With respect to our debt problem I am expecting the 2020 budget to address it. One of the ways to do that should be to organize a national debt emergency policy summit. This should involve all the public and private stakeholders from federal to states.
Having said that, let me remind us once again that Nigeria’s problem is not that its national debt is excessive. After all among peer economies we are the least borrowed especially in GDP ratio. In fact, from debt to GDP and especially external to domestic debt ratio we are an under borrowed economy.
Having said that, Nigeria’s debt problem is dangerous. It is not only because we have been borrowing at such high cost to revenue (i.e. like a company borrowing at higher rate than profit). It is dangerous because having been borrowing for consumption rather than for growth-driven project investments, we do not generate any revenue from consumption to service the debt let alone for repaying the loan. That is what is making our debts bad and dangerous especially in the sense that these debts cannot be serviced without our further borrowing.
So, two things need to happen quickly in our debt economy if we want to get out of our present high debt service obligations and low capital budget spending.
First, we must reduce our high cost of running government. The law must insist on minimum of 50% capital spending or else such a budget should not be passed by lawmakers. Besides all budget spending should be fully in public domain with all the details
Can we imagine the case of bringing to an end the current jamboree public servants are used to enjoying, including free cars, at the expense of growing the social side of the economy?
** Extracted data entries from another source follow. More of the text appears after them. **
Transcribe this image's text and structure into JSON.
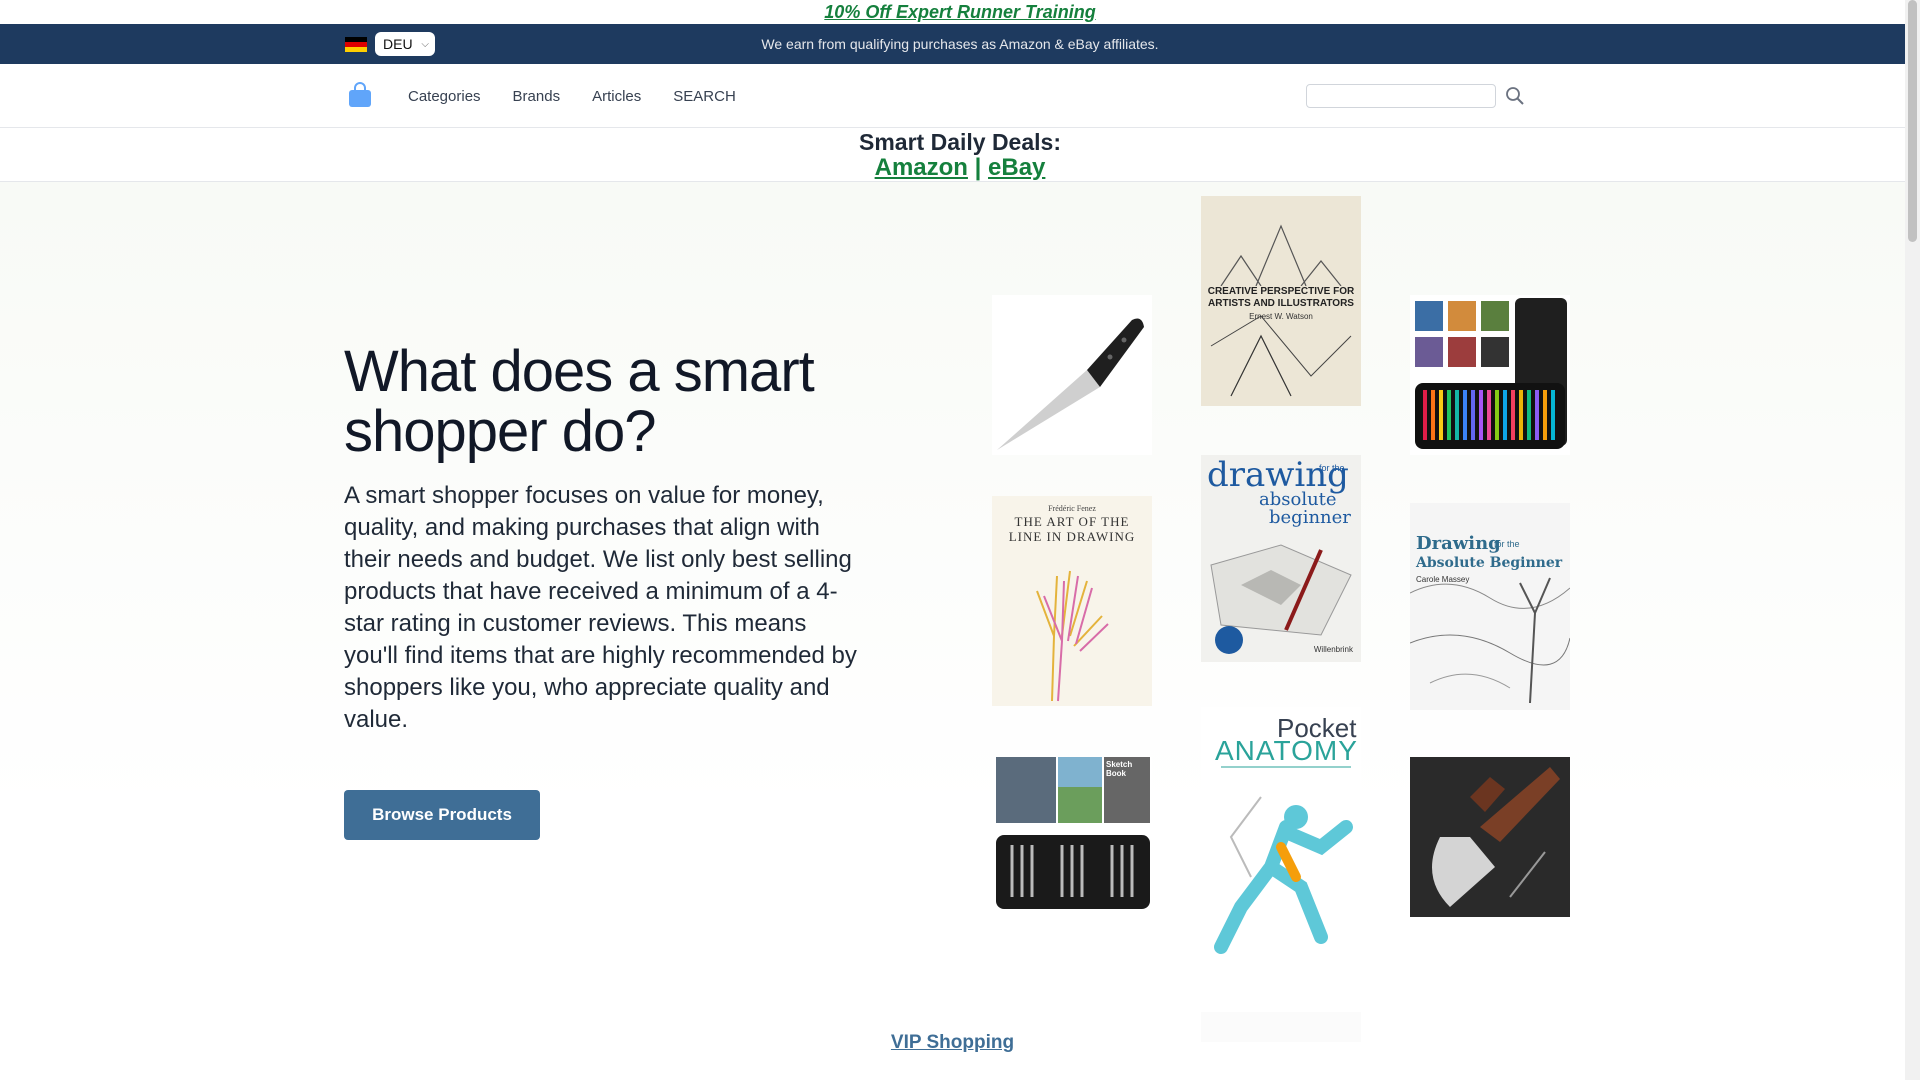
{
  "promo": {
    "text": "10% Off Expert Runner Training"
  },
  "affiliate_bar": {
    "language": "DEU",
    "note": "We earn from qualifying purchases as Amazon & eBay affiliates."
  },
  "nav": {
    "items": [
      "Categories",
      "Brands",
      "Articles",
      "SEARCH"
    ],
    "search_placeholder": ""
  },
  "deals": {
    "title": "Smart Daily Deals:",
    "amazon": "Amazon",
    "separator": "|",
    "ebay": "eBay"
  },
  "hero": {
    "headline": "What does a smart shopper do?",
    "description": "A smart shopper focuses on value for money, quality, and making purchases that align with their needs and budget. We list only best selling products that have received a minimum of a 4-star rating in customer reviews. This means you'll find items that are highly recommended by shoppers like you, who appreciate quality and value.",
    "cta": "Browse Products"
  },
  "products": [
    {
      "name": "knife",
      "lines": []
    },
    {
      "name": "book-creative-perspective",
      "lines": [
        "CREATIVE PERSPECTIVE FOR",
        "ARTISTS AND ILLUSTRATORS",
        "Ernest W. Watson"
      ]
    },
    {
      "name": "colored-pencil-set",
      "lines": []
    },
    {
      "name": "book-art-of-the-line",
      "lines": [
        "Frédéric Fenez",
        "THE ART OF THE",
        "LINE IN DRAWING"
      ]
    },
    {
      "name": "book-drawing-absolute-beginner-willenbrink",
      "lines": [
        "drawing",
        "for the",
        "absolute",
        "beginner",
        "Willenbrink"
      ]
    },
    {
      "name": "book-drawing-absolute-beginner-massey",
      "lines": [
        "Drawing",
        "for the",
        "Absolute Beginner",
        "Carole Massey"
      ]
    },
    {
      "name": "sketch-pencil-kit",
      "lines": [
        "Sketch Book"
      ]
    },
    {
      "name": "book-pocket-anatomy",
      "lines": [
        "Pocket",
        "ANATOMY"
      ]
    },
    {
      "name": "knife-axe-combo",
      "lines": []
    }
  ],
  "vip": {
    "label": "VIP Shopping"
  },
  "colors": {
    "promo": "#15803d",
    "bar": "#1e3a5f",
    "button": "#3f6e96"
  }
}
This and other wastages should stop if we want to reduce the current high cost of running government which is the cause of our recurrent deficits driven and borrowing.
Second, we must begin to migrate from our present outdated manual tax collection and remittance to what is now the best practice, which is electronic tax collection and remittance. Using electronic VAT collection and remittance, for example, will increase the country’s current VAT receipts by as high as more than 500%.
Besides, our VAT rate should not be less than 10%. This is because we have the lowest VAT rate among peer economies. Take South Africa. Because South Africa has its VAT at 15% in 2018 it generated a whopping $25 billion from VAT alone against Nigeria’s N1.1trillion ($3.2billion) even though South Africa’s economy is smaller than Nigeria’s.
With VAT increased to at least 10% and with electronic VAT introduced, no doubt, more VAT receipts will mean more money going into public treasury which should be made to go straight into essential economic development projects and social security programs.
If we want to invest wisely and for a healthy and productive citizens we should make sure that such programs should include rural water, public healthcare, public schools, and public transportations.
But to make all these possible and truly dynamic, we need to drastically reduce the current federal overbearing influence on the economy. Let states be more actively involved in their daily economic decisions; and let regional economies emerge to reinforce state economies.
This should be the only arrangement that will trigger the kind of speedy economic growth we badly need to reduce our high level of unemployment and grow social prosperity through social inclusive programs and projects.